Nano Assault's worlds are called cell clusters and each mission consists of an individual, alien-shaped cell. These levels are almost entirely different shapes from one to the other, and they switch between Super Mario Galaxy-style level wrapping and Star Fox style on-rails navigation.
The level wrapping (ala SM Galaxy) is one of Nano Assault's finest accomplishments. There are two things to do on each uniquely-shaped cell: 1) kill all the enemies and 2) collect three sections of a double-helix, which is the only collectible and it unlocks later levels. Both are fine and dandy until you're floating around a massive cell for ten minutes, searching for a single remaining enemy or helix (an occurrence that happens surprisingly frequently on huge levels). Fortunately, the scenery is nice to look at and interesting to traverse.
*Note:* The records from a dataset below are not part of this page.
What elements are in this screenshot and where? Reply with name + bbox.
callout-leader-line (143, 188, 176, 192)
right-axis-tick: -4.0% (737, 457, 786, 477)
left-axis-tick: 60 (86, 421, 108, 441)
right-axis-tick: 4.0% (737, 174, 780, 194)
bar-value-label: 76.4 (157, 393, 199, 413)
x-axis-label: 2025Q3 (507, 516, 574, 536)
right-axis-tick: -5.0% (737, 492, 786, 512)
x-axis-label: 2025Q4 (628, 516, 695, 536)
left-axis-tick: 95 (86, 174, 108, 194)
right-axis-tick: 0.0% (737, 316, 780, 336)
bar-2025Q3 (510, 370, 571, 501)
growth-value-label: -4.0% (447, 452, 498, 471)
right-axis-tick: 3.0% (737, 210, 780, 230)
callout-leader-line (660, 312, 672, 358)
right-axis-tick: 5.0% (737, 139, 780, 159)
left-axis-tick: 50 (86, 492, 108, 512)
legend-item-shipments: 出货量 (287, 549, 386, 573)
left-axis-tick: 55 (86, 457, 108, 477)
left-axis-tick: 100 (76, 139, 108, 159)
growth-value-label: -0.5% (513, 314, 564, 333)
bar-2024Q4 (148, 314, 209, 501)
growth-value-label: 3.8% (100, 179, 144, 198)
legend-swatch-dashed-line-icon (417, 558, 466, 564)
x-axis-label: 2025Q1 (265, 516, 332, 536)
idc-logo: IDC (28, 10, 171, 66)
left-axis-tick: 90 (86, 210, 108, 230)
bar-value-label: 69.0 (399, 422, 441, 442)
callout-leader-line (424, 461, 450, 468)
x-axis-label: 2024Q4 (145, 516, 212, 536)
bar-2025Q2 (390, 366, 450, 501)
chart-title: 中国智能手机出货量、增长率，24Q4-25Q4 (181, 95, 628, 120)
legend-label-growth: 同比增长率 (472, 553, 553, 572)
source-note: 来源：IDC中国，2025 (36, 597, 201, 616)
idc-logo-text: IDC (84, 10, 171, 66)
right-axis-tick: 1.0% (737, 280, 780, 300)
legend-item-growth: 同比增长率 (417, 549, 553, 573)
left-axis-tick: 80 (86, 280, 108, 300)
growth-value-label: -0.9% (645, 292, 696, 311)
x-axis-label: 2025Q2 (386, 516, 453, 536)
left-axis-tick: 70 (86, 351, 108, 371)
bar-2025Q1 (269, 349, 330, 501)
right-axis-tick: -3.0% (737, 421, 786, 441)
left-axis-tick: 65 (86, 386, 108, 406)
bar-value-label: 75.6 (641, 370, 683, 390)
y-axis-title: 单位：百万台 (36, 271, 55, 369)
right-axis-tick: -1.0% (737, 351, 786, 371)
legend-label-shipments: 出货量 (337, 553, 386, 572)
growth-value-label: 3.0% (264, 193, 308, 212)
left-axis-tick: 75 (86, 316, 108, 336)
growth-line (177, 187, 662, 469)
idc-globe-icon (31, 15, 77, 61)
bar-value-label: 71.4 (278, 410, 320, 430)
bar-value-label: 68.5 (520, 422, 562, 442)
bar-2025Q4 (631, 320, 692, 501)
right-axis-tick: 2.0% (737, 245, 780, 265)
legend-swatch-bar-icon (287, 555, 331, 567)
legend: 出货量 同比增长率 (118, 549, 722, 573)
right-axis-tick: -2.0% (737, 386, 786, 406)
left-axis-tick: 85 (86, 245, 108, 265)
If you're the kind of person who gets nauseated jumping around Mario's galaxy, Nano Assault will make you as sick as the bacteria you’re eliminating. The combination of slightly more exaggerated level design and an intense dose of 3D will likely even leave the normally-unaffected feeling dizzy from time to time.
But once you finish puking, you'll come back to Nano Assault for its epic boss battles. Each cell cluster (of which there are seven) contains several exciting bosses - huge forms so mutated by the deadly virus that they grow tentacles and flagellum at random until the stage looks like an octopus Sorority party. These classic bosses are always different and always fun to destroy, even with the oh-so-clichéd slightly-different-colored-weak spots.
These boss battles are so obviously the game's highlight that developer Shin’en gives them their own mode, a boss battle survival mode which earns you points you can spend unlocking information and music.
While the game is surprisingly delightful, after a breezy three hours it will also feel surprisingly concluded. The three additional modes ultimately only recycle content, and while a leaderboard Arcade mode will keep perfectionists busy, we don’t expect those leaderboards to be exactly packed with competition. In the end, the game's short campaign and limited replay value may leave some gamers feeling like eliminating these viruses feels a bit anemic.